POINT OF VIEW: Sir Syed’s efforts towards enlightenment
By Intizar Hussain
BEFORE me is a bulky volume, running into a thousand pages, bearing the title The Mohammadan commentary on the Holy Bible. It is a historic work of Sir Syed Ahmad Khan and is among those of his books that are now not available to his readers in the market. Sir Syed Academy, which is working under the auspices of the Muslim University in Aligarh, has planned to re-publish all such works so as to make it available to the readers and researchers engaged in the study of Sir Syed. The present edition, is a reprint of the original edition, whose print line tells us that it had come out from Ghazeepore “Printed and Published by the Authors at the Private Press-1822 AD. 1278 H.”
It is divided into three parts, the first two being bi-lingual, Urdu and English while the third has been presented in Urdu alone.
Sir Syed was an active worker and at the same time a prolific writer. And all he wrote bears the stamp of a mission he was devoted to. This work too, which at one time kept him engaged for day and night, was the outcome of his missionary zeal. In his quest to what the Bible actually says, he took pains to learn Hebrew from a Jewish teacher and thus managed to read the sacred book in its original. And not finding a publisher for this work, he staked all the money he had received from the government as a compensation to the loss of his property during 1857 on the purchase of a printing press for this purpose.
At the moment I can only say this much about this book. It in fact demands from us to devote long hours for its study, while I would like to focus more on the books on or about Sir Syed published by Sir Syed Academy and about their significance. So I come to the Academy’s next publication Alkhutbat ul Ahmadiya. This in fact is a collection of the articles, Sir Syed wrote as an attempt to counteract the misleading picture of Islam and our Prophet (Peace be upon him) as painted by Sir William Muir in his book. He has in these essays presented a rationalistically convincing picture of Islam and the life of the Holy Prophet divesting it of elements which don’t tally with reason and have no backing of historical evidence. In case of events such as that of ‘Mairaj’, he has his own interpretation rationalistically convincing. He interprets it as a vision seen in a dream. This interpretation was challenged by the clerics thus leading to a heated controversy.

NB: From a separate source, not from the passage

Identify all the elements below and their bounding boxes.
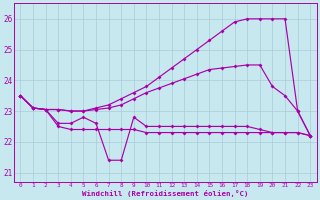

Sir Syed was not content to write the articles in Urdu. After all they were a rejoinder to William Muir’s book. So he got them translated in English by his son Syed Mahmood and managed to get the volume published in London under the title A Series of Essays on the Life of Mohammad (PBUH). This English edition, published in 1870, later inspired Syed Amir Ali to write his own book under the title Critical Examination of the Life and Teachings of Mohammad (PBUH). It was soon followed by Maulvi Chiragh Ali’s book Mohammad, the true Prophet (PBUH).
The other book Dastavaizat Muslim Educational Conference brings before us a picture of Sir Syed’s mass campaign for the English education among the Muslims of undivided India. The present is the first volume of the book, which comprises letters from the nook and corner of the country addressed to Sir Syed welcoming his newly founded Muslim Educational Conference and their eagerness to join it.
This organization had been conceived on an all-India basis with an ambitious plan of establishing Muslim educational institutions in every city and town of the country. The idea seems to have sent a wave of enthusiasm among the Muslims as these letters show. We have here letters not only from big cities such as Calcutta, Lucknow, Lahore, and Delhi but also from distant towns such as Gilgit, Pind Dadan Khan, Jhelum, Garkwal, Las Bella. And a large number among them belongs to the lower middle class, who somehow manage to send a money-order of five rupees as membership fee!
So while one section of the people, mostly orthodox Muslims, were deadly opposed to Sir Syed’s educational programme, a large number of Muslims were enthused by the idea of modern education for their children.
The Educational Conference was found in 1886. The present volume covers the period of first ten years, say from 1886 to 1896.
However, this volume should better be read in conjunction with Iftikhar Alam’s book Sir Syed Aur Scientific Society.
The scientific society had been instituted in 1884, that is two years prior to the birth of the Educational Conference. The account of the society, as recorded by Iftikhar Alam, acquaints us with the idea of education Sir Syed had in his mind. He did not aim at simply producing Muslim graduates. He nurtured in him the ambition of borrowing the whole tradition of modern knowledge from the west.